I'm sure every writer has a different preference, but for me, I love writing with background music. It's energizing, drowns out street noise, and, sometimes, can even be inspiring. When I have to get into a certain mood--romantic, angry, excited, sad--it helps to pump up the music and let the emotions go.
Music and writing have gone together for years, influencing and defining each other (arguably, painting forms the other side of that triangle). One of the best classes I ever took in college was about the Modernist movement, and how you can see musicians, writers, and painters interpreting all these modernist ideas into their works at the same time (Stravinksky's Rite of Spring with Joseph Conrad's Heart of Darkness; Wagner's Tristan und Isolde with Nietsche's Birth of Tragedy).
Stephenie Meyer has been vocal in her appreciation for music as a way to shape her writing; in her acknowledgments, she thanks several musicians and bands: Muse, Animal Collective, Silversun Pickups, and the Dead Weather (who knew the author of Twilight had such highbrow musical tastes?). Yahoo's music blog has a funny post about the Top Ten Songs for Writers, and USAToday's Romance blog, Happily Ever After, polled Romance novelists about what they listen to while they write.
Music has a wonderful way of taking us to places, reminding us of where we were and who we were the first time we heard the songs. Every time I listen to The Anniversary's Your Majesty, I'm transported back to freshman year of college, walking in the cold and snow between the library and my dorm. And I still can't listen to Newsies' "Santa Fe" without feeling exactly like a 13-year-old, just wishing someone would understand me.
Recently I had to write a speech for one of my characters that I knew would be difficult. It represented a mental shift in the story, a turning point that had to both encapsulate the antagonist's perspective and lay out the ground rules for the rest of the novel.
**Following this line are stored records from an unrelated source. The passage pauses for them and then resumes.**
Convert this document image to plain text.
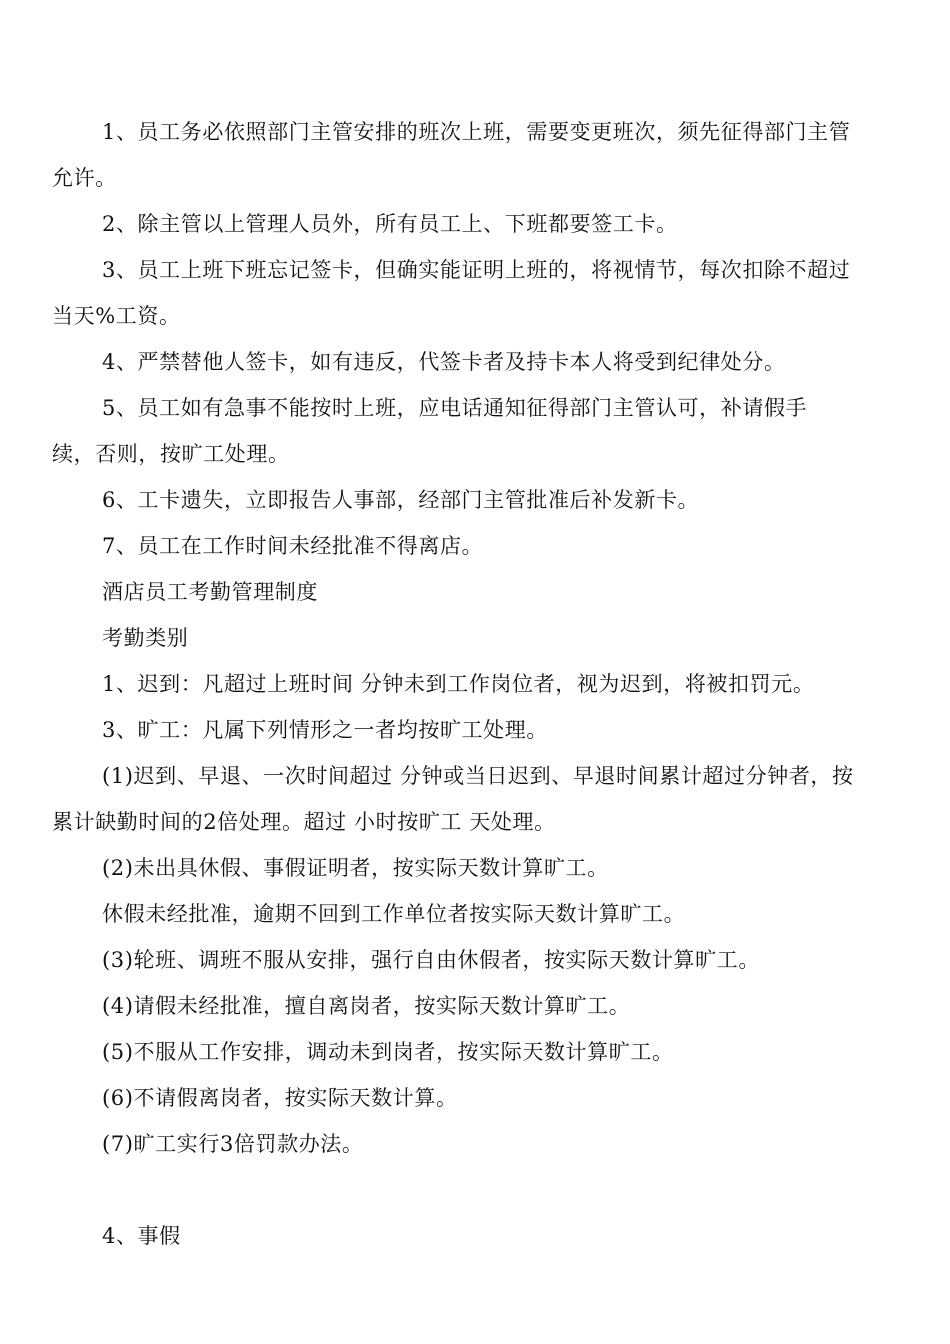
1、员工务必依照部门主管安排的班次上班，需要变更班次，须先征得部门主管
允许。
2、除主管以上管理人员外，所有员工上、下班都要签工卡。
3、员工上班下班忘记签卡，但确实能证明上班的，将视情节，每次扣除不超过
当天%工资。
4、严禁替他人签卡，如有违反，代签卡者及持卡本人将受到纪律处分。
5、员工如有急事不能按时上班，应电话通知征得部门主管认可，补请假手
续，否则，按旷工处理。
6、工卡遗失，立即报告人事部，经部门主管批准后补发新卡。
7、员工在工作时间未经批准不得离店。
酒店员工考勤管理制度
考勤类别
1、迟到：凡超过上班时间 分钟未到工作岗位者，视为迟到，将被扣罚元。
3、旷工：凡属下列情形之一者均按旷工处理。
(1)迟到、早退、一次时间超过 分钟或当日迟到、早退时间累计超过分钟者，按
累计缺勤时间的2倍处理。超过 小时按旷工 天处理。
(2)未出具休假、事假证明者，按实际天数计算旷工。
休假未经批准，逾期不回到工作单位者按实际天数计算旷工。
(3)轮班、调班不服从安排，强行自由休假者，按实际天数计算旷工。
(4)请假未经批准，擅自离岗者，按实际天数计算旷工。
(5)不服从工作安排，调动未到岗者，按实际天数计算旷工。
(6)不请假离岗者，按实际天数计算。
(7)旷工实行3倍罚款办法。
4、事假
It needed to be a truly hateful speech: angry, violent, but still coming from a real emotional place. I listened to the most terrifying music I could find: the "Deathmetal Hardcore" station on Pandora and psyched myself up, focusing on the music to take my head to a place that was primal, furious, aggressive. It was weird. But it worked. And for the rest of the day after, I had to play songs exclusively from Glee to get my brain back into a warm and fuzzy mood.
My favorite go-to band for writing is Arcade Fire. They are just so so brilliantly evocative, all swingin' melodies and poetic lyrics. Their latest (and Grammy-winning!) album, The Suburbs, makes my heart break every time I listen to it. But aside from being beautiful, their music just sinks into me while I write, keeping me going without distracting me.
What about you? What are your favorite songs for writing? Or do you have to write in silence?